GABRIELA SÁ PESSOA
SÃO PAULO, SP (FOLHAPRESS) – Em 2013, no primeiro mandato na Assembleia Legislativa de São Paulo (Alesp), o atual presidente da Casa, Cauê Macris (PSDB), precisou decidir. Daria ou não andamento ao processo de impeachment contra o então vice-governador do Estado, Afif Domingos (PMDB), tornado ministro de Dilma Rousseff?
Escreveu no parecer, como relator: “A posse simultânea de dois cargos públicos, de vice-governador e Ministro de Estado, indica, em tese, eventual violação de dispositivos constitucionais hábil a ensejar a perda de mandato de vice-governador”.
Passados quatro anos e arquivadas as ações contra Afif, Macris fez algo bem parecido ao que antes condenava: nomeou Roger Willians (PMDB), vice-prefeito reeleito de Americana, chefe de gabinete.
Radialista, ele é conhecido em sua cidade por participar da cobertura de jogos de futebol em rádios e TVs.
A nomeação, segundo o tucano, seguiu a legislação. Willians não se licenciou do cargo a que foi eleito, mas rejeitou o ordenado bruto de R$ 10,7 mil. Agora, recebe R$ 14,8 mil como assessor especial, somada a sua gratificação especial de desempenho.
O STF e a Comissão de Ética Pública da Presidência entenderam, no caso de Afif, que todo vice é, digamos, decorativo. Trocando em miúdos, não tem função.
“É um cargo de expectativa”, concordam os advogados Pedro Serrano, professor de direito administrativo da PUC-SP, e Adib Sad, presidente do conselho de direito administrativo da seccional paulista OAB.
A não ser que o suplente exerça alguma função na administração. Era o caso de Willians, que acumulava a Secretaria de Esportes do município da região de Campinas.
A situação, pondera Sad, pode “raspar na moralidade, embora o acúmulo de funções não seja ilegal”. “A população tem que saber se valeu a pena eleger um vice-prefeito que não acompanha a cidade”, ele diz.
Caso o prefeito, Omar Najar (PMDB), se ausente -por exemplo, em viagem oficial-, Willians deverá ser exonerado da Alesp para assumir.
O conselheiro da OAB conta que a instituição propôs, em 2015, que uma das medidas para combater a corrupção era vedar a nomeação de ocupantes eleitos do Legislativo a cargos de confiança em outros poderes, sem a perda de respectivo mandato.

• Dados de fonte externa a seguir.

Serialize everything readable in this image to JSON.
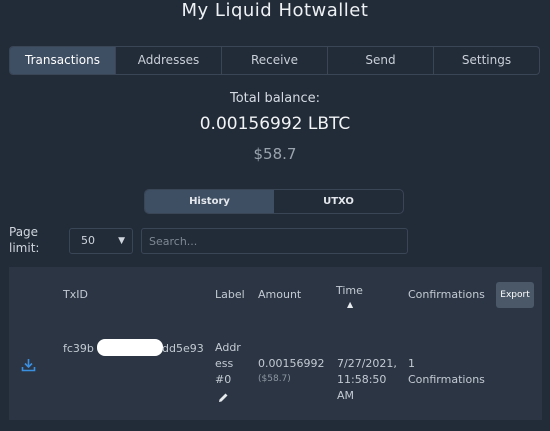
{
  "app": {
    "title": "My Liquid Hotwallet"
  },
  "main_tabs": [
    "Transactions",
    "Addresses",
    "Receive",
    "Send",
    "Settings"
  ],
  "balance": {
    "label": "Total balance:",
    "value": "0.00156992 LBTC",
    "usd": "$58.7"
  },
  "sub_tabs": [
    "History",
    "UTXO"
  ],
  "filters": {
    "page_limit_label": "Page limit:",
    "page_limit_value": "50",
    "search_placeholder": "Search..."
  },
  "table": {
    "headers": {
      "txid": "TxID",
      "label": "Label",
      "amount": "Amount",
      "time": "Time",
      "confirmations": "Confirmations"
    },
    "export_label": "Export",
    "rows": [
      {
        "txid_start": "fc39b",
        "txid_end": "dd5e93",
        "label_lines": [
          "Addr",
          "ess",
          "#0"
        ],
        "amount": "0.00156992",
        "amount_usd": "($58.7)",
        "time_lines": [
          "7/27/2021,",
          "11:58:50",
          "AM"
        ],
        "confirmations_lines": [
          "1",
          "Confirmations"
        ]
      }
    ]
  },
  "icons": {
    "download": "download-icon",
    "edit": "pencil-icon",
    "sort": "sort-up-icon",
    "chevron": "chevron-down-icon"
  },
  "colors": {
    "background": "#222b38",
    "panel": "#2b3544",
    "active_tab": "#3e4e63",
    "link_icon": "#3b8fe0"
  }
}
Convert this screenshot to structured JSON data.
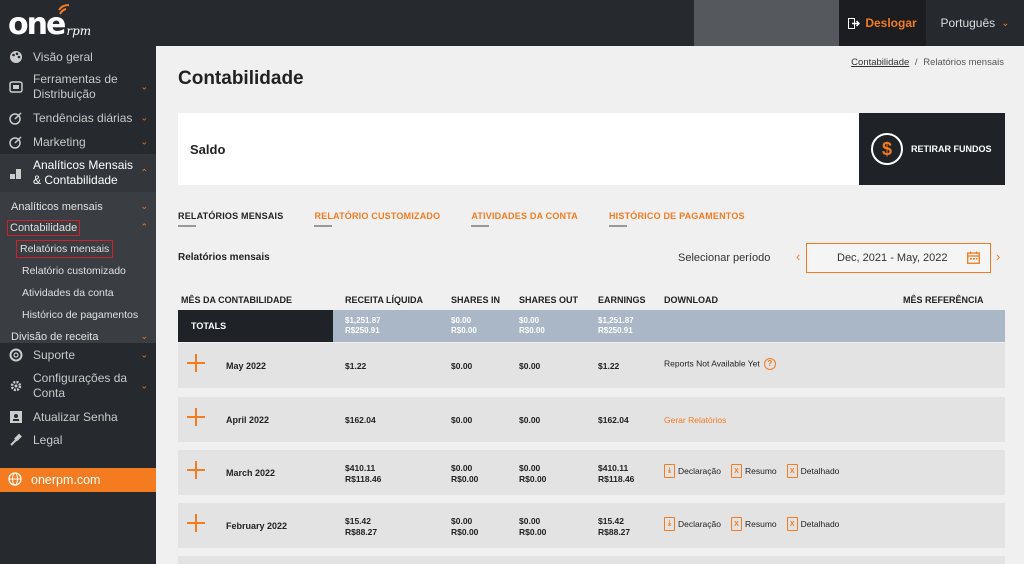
{
  "header": {
    "logo_main": "one",
    "logo_sub": "rpm",
    "logout_label": "Deslogar",
    "language_label": "Português"
  },
  "sidebar": {
    "items_top": [
      {
        "label": "Visão geral",
        "icon": "palette-icon"
      },
      {
        "label": "Ferramentas de Distribuição",
        "icon": "upload-icon"
      },
      {
        "label": "Tendências diárias",
        "icon": "trend-icon"
      },
      {
        "label": "Marketing",
        "icon": "megaphone-icon"
      },
      {
        "label": "Analíticos Mensais & Contabilidade",
        "icon": "coins-icon"
      }
    ],
    "sub": {
      "analiticos": "Analíticos mensais",
      "contabilidade": "Contabilidade",
      "children": [
        "Relatórios mensais",
        "Relatório customizado",
        "Atividades da conta",
        "Histórico de pagamentos"
      ],
      "divisao": "Divisão de receita"
    },
    "items_bottom": [
      {
        "label": "Suporte",
        "icon": "lifebuoy-icon"
      },
      {
        "label": "Configurações da Conta",
        "icon": "gear-icon"
      },
      {
        "label": "Atualizar Senha",
        "icon": "id-card-icon"
      },
      {
        "label": "Legal",
        "icon": "gavel-icon"
      }
    ],
    "website": "onerpm.com"
  },
  "breadcrumb": {
    "link": "Contabilidade",
    "separator": "/",
    "current": "Relatórios mensais"
  },
  "page": {
    "title": "Contabilidade",
    "saldo_label": "Saldo",
    "withdraw_label": "RETIRAR FUNDOS"
  },
  "tabs": [
    "RELATÓRIOS MENSAIS",
    "RELATÓRIO CUSTOMIZADO",
    "ATIVIDADES DA CONTA",
    "HISTÓRICO DE PAGAMENTOS"
  ],
  "reports": {
    "section_label": "Relatórios mensais",
    "period_label": "Selecionar período",
    "period_value": "Dec, 2021 - May, 2022"
  },
  "table": {
    "headers": [
      "MÊS DA CONTABILIDADE",
      "RECEITA LÍQUIDA",
      "SHARES IN",
      "SHARES OUT",
      "EARNINGS",
      "DOWNLOAD",
      "MÊS REFERÊNCIA"
    ],
    "totals": {
      "label": "TOTALS",
      "receita": [
        "$1,251.87",
        "R$250.91"
      ],
      "shares_in": [
        "$0.00",
        "R$0.00"
      ],
      "shares_out": [
        "$0.00",
        "R$0.00"
      ],
      "earnings": [
        "$1,251.87",
        "R$250.91"
      ]
    },
    "rows": [
      {
        "month": "May 2022",
        "receita": [
          "$1.22"
        ],
        "shares_in": [
          "$0.00"
        ],
        "shares_out": [
          "$0.00"
        ],
        "earnings": [
          "$1.22"
        ],
        "download": "Reports Not Available Yet"
      },
      {
        "month": "April 2022",
        "receita": [
          "$162.04"
        ],
        "shares_in": [
          "$0.00"
        ],
        "shares_out": [
          "$0.00"
        ],
        "earnings": [
          "$162.04"
        ],
        "download": "Gerar Relatórios"
      },
      {
        "month": "March 2022",
        "receita": [
          "$410.11",
          "R$118.46"
        ],
        "shares_in": [
          "$0.00",
          "R$0.00"
        ],
        "shares_out": [
          "$0.00",
          "R$0.00"
        ],
        "earnings": [
          "$410.11",
          "R$118.46"
        ]
      },
      {
        "month": "February 2022",
        "receita": [
          "$15.42",
          "R$88.27"
        ],
        "shares_in": [
          "$0.00",
          "R$0.00"
        ],
        "shares_out": [
          "$0.00",
          "R$0.00"
        ],
        "earnings": [
          "$15.42",
          "R$88.27"
        ]
      }
    ],
    "download_links": [
      "Declaração",
      "Resumo",
      "Detalhado"
    ]
  },
  "colors": {
    "accent": "#f47b20",
    "sidebar_bg": "#26292d",
    "totals_bg": "#a9b7c6"
  }
}
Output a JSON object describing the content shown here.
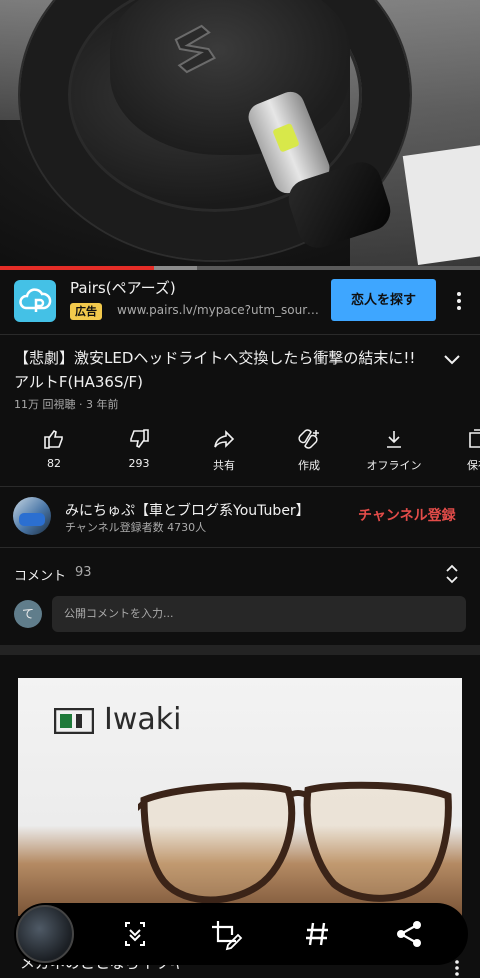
{
  "video": {
    "progress": 0.32,
    "buffered": 0.41
  },
  "ad": {
    "title": "Pairs(ペアーズ)",
    "badge": "広告",
    "url": "www.pairs.lv/mypace?utm_source=...",
    "cta": "恋人を探す",
    "logo_color": "#44c1e6",
    "cta_color": "#3ea6ff"
  },
  "video_info": {
    "title": "【悲劇】激安LEDヘッドライトへ交換したら衝撃の結末に!! アルトF(HA36S/F)",
    "meta": "11万 回視聴 · 3 年前"
  },
  "actions": [
    {
      "label": "82",
      "icon": "thumbs-up-icon"
    },
    {
      "label": "293",
      "icon": "thumbs-down-icon"
    },
    {
      "label": "共有",
      "icon": "share-icon"
    },
    {
      "label": "作成",
      "icon": "remix-icon"
    },
    {
      "label": "オフライン",
      "icon": "download-icon"
    },
    {
      "label": "保存",
      "icon": "save-icon"
    }
  ],
  "channel": {
    "name": "みにちゅぷ【車とブログ系YouTuber】",
    "subscribers": "チャンネル登録者数 4730人",
    "subscribe_label": "チャンネル登録",
    "subscribe_color": "#e34c49"
  },
  "comments": {
    "label": "コメント",
    "count": "93",
    "avatar_letter": "て",
    "placeholder": "公開コメントを入力..."
  },
  "promo": {
    "brand": "Iwaki",
    "title": "メガネのことならイワキ"
  },
  "toolbar": {
    "buttons": [
      "scroll-capture-icon",
      "crop-edit-icon",
      "hashtag-icon",
      "share-icon"
    ]
  },
  "colors": {
    "accent_red": "#e52d27",
    "background": "#0f0f0f"
  }
}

“Partia do Legislativo, mas pode ser ampliada a todos os Poderes”, comenta Sad. As propostas deveriam orientar um projeto de lei que acabou não sendo formalizado, “apesar dos pedidos” da OAB.
BRAÇO DIREITO
Para Macris, não se trata de mudar de opinião sobre a possibilidade de nomear um vice para exercer cargo de confiança? Ele afirma que o que escreveu sobre Afif tratava-se apenas da “admissibilidade do processo e sua consequente tramitação”.
“O deputado jamais analisou o mérito do processo. O parecer foi derrubado pelos demais membros da comissão e a representação, arquivada”, diz a assessoria de Macris, que respondeu também por Willians. A nota destaca que o parecer foi anterior à decisão do STF, que interrompeu o processo de impeachment.
Ter Willians como braço direito, diz Macris, irá “reforçar seu compromisso com Americana”, em meio ao que descreve como “profunda crise financeira” da cidade.
O assessor passa parte da semana no gabinete do deputado em Americana e parte na Assembleia.
“A chegada de Roger Willians intensificou a interface junto às esferas dos governos estadual e federal, o que, por consequência, beneficia o município com a busca de recursos”, afirma o presidente.
Atualmente, tramita na Assembleia um pedido de emenda do município, que pede o reconhecimento de seu estado de calamidade pública financeira. Caso aceito, permitirá que a prefeitura justifique à Justiça seus débitos e peça recursos emergenciais.